John Bott, Value-Based Purchasing Manager for The Alliance, first heard about the survey tool in an AHRQ Webinar. He was immediately interested in using the survey to evaluate his organization's pay-for-performance pilot program, which had been in place for two years. After contacting AHRQ, he was put in touch with Young, and the project blossomed. Young was happy that The Alliance wanted to use the survey and had no qualms about helping Bott adapt it for their needs.
"Because the survey had been created based on rewards at the physician level, and our program rewarded hospitals and medical groups, we had to modify it. Gary helped us adapt it to use with administrators who are responsible for contracting and quality. He approved all our revisions, to maintain the validity of the tool," Bott explains.
In August 2006, Bott conducted a phone survey of 15 key people in two medical groups and two hospitals participating in the pay-for-performance pilot project. Fourteen people participated, giving thoughtful responses. Respondents were uniformly pleased at the opportunity to share their views and appreciated being asked for their input.
Results were many and varied; for example:
- In general, respondents were supportive of pay-for-performance concepts of rewarding high quality care.
- Some thought the financial incentive was not high enough to affect behavior.
- Overall, no one thought the incentive caused any negative unintended consequences.
- Even within the same organization, opinions varied about whether working to get the incentive was cost-effective for the organization.
Some of the findings were a bit surprising, such as the following:
- The level of awareness among key people engaged in quality improvement about the pay-for-performance pilot program was lower than expected.
- Hospital staff perceived more difficulty than medical group staff in gaining cooperation within their organizations to reach the quality targets.
- The acts of quality measurement and comparing performance across providers were seen as important to improving patient care.
- Some respondents requested more frequent measurements and feedback; once a year wasn't often enough for them.
Based on the survey findings, The Alliance has built in several revisions to its pay-for-performance work plan.
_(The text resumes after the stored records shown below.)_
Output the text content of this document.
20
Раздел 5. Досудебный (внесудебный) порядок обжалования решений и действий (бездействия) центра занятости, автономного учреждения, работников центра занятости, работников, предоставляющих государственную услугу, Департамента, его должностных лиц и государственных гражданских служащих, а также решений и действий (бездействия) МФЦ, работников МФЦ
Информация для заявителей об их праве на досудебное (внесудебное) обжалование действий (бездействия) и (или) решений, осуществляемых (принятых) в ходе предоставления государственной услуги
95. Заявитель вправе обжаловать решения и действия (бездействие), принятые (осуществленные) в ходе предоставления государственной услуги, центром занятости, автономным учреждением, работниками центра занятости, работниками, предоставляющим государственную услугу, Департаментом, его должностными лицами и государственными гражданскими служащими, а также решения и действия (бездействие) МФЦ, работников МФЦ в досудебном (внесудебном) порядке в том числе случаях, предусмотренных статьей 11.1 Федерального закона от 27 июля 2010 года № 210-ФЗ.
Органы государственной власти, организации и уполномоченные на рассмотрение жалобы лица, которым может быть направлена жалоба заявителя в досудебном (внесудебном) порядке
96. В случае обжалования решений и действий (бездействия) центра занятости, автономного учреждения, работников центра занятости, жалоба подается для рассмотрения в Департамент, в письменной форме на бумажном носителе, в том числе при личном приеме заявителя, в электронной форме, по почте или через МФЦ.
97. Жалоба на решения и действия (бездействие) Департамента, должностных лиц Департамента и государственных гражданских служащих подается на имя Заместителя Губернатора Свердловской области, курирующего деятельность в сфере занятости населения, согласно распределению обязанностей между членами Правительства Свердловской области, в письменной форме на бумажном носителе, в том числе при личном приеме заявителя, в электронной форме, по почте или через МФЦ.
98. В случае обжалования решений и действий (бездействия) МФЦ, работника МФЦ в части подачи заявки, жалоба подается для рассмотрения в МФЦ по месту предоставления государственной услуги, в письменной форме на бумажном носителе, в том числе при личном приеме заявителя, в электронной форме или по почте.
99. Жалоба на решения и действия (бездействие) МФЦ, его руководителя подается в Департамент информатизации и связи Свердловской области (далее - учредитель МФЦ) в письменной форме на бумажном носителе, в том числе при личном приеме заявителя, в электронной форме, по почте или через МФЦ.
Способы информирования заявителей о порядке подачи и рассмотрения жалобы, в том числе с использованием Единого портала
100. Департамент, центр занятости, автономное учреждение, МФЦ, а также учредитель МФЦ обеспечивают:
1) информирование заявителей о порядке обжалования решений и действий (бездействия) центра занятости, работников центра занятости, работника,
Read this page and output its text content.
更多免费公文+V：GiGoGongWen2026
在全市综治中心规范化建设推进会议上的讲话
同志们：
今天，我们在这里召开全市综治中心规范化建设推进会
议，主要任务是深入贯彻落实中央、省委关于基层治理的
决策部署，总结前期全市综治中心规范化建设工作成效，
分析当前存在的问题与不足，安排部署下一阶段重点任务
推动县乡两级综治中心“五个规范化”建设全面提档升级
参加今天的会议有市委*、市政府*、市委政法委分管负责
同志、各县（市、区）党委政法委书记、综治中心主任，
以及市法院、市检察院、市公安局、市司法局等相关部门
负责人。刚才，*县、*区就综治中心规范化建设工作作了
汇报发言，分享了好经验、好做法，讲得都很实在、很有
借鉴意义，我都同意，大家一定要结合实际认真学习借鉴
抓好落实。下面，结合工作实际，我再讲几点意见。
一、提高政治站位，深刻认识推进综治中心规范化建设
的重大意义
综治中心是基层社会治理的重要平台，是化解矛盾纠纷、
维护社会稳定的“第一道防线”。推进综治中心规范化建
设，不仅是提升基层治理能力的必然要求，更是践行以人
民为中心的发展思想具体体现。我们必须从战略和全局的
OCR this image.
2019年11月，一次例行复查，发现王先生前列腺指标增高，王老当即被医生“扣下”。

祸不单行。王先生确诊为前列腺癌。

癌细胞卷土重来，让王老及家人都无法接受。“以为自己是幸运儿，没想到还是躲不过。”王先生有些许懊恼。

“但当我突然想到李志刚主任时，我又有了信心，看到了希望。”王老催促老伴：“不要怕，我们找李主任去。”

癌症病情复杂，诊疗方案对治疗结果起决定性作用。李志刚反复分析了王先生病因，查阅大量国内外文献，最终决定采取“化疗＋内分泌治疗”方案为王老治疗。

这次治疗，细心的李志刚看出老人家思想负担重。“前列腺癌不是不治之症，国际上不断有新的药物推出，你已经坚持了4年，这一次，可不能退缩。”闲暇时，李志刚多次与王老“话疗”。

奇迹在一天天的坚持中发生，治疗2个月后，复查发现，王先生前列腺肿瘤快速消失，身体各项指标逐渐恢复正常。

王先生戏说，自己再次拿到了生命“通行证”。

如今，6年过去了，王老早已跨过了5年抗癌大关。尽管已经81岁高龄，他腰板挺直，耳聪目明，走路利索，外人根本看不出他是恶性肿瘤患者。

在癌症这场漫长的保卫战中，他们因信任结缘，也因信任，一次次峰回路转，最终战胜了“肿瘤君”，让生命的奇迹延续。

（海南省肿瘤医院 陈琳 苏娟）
Because awareness of incentives and measures wasn't as high as hoped, The Alliance is working to engage key people who affect quality, specifically focusing on "more educating and awareness-building with physicians and those engaged in quality improvement," according to Bott. Other possibilities are more ongoing quality improvement activities and more frequent measurements and feedback.
Furthermore, Bott says, "We need to do more work to show provider organizations that there is a business case for working on quality: not only does the organization get the incentive, but improvement in many areas actually saves the medical group or hospital money."
Although the program will remain voluntary, according to Bott, The Alliance is designing an expansion of the pay-for-performance program, building on results from the pilot program. "We learned a great deal from this tool and plan to repeat the survey in the future," says Bott.
An abstract by Bott and Bert White, Rewarding Results Project Director, has been accepted for a collaborative presentation on the survey instrument and The Alliance's use of the tool in February 2007 at the National Pay-for-Performance Summit.
Founded in 1990, the Employer Health Care Alliance Cooperative helps employer-members manage costs and the well-being of their workforce. It has over 140 self-funded employers as members, representing over 75,000 employees and dependents throughout Wisconsin.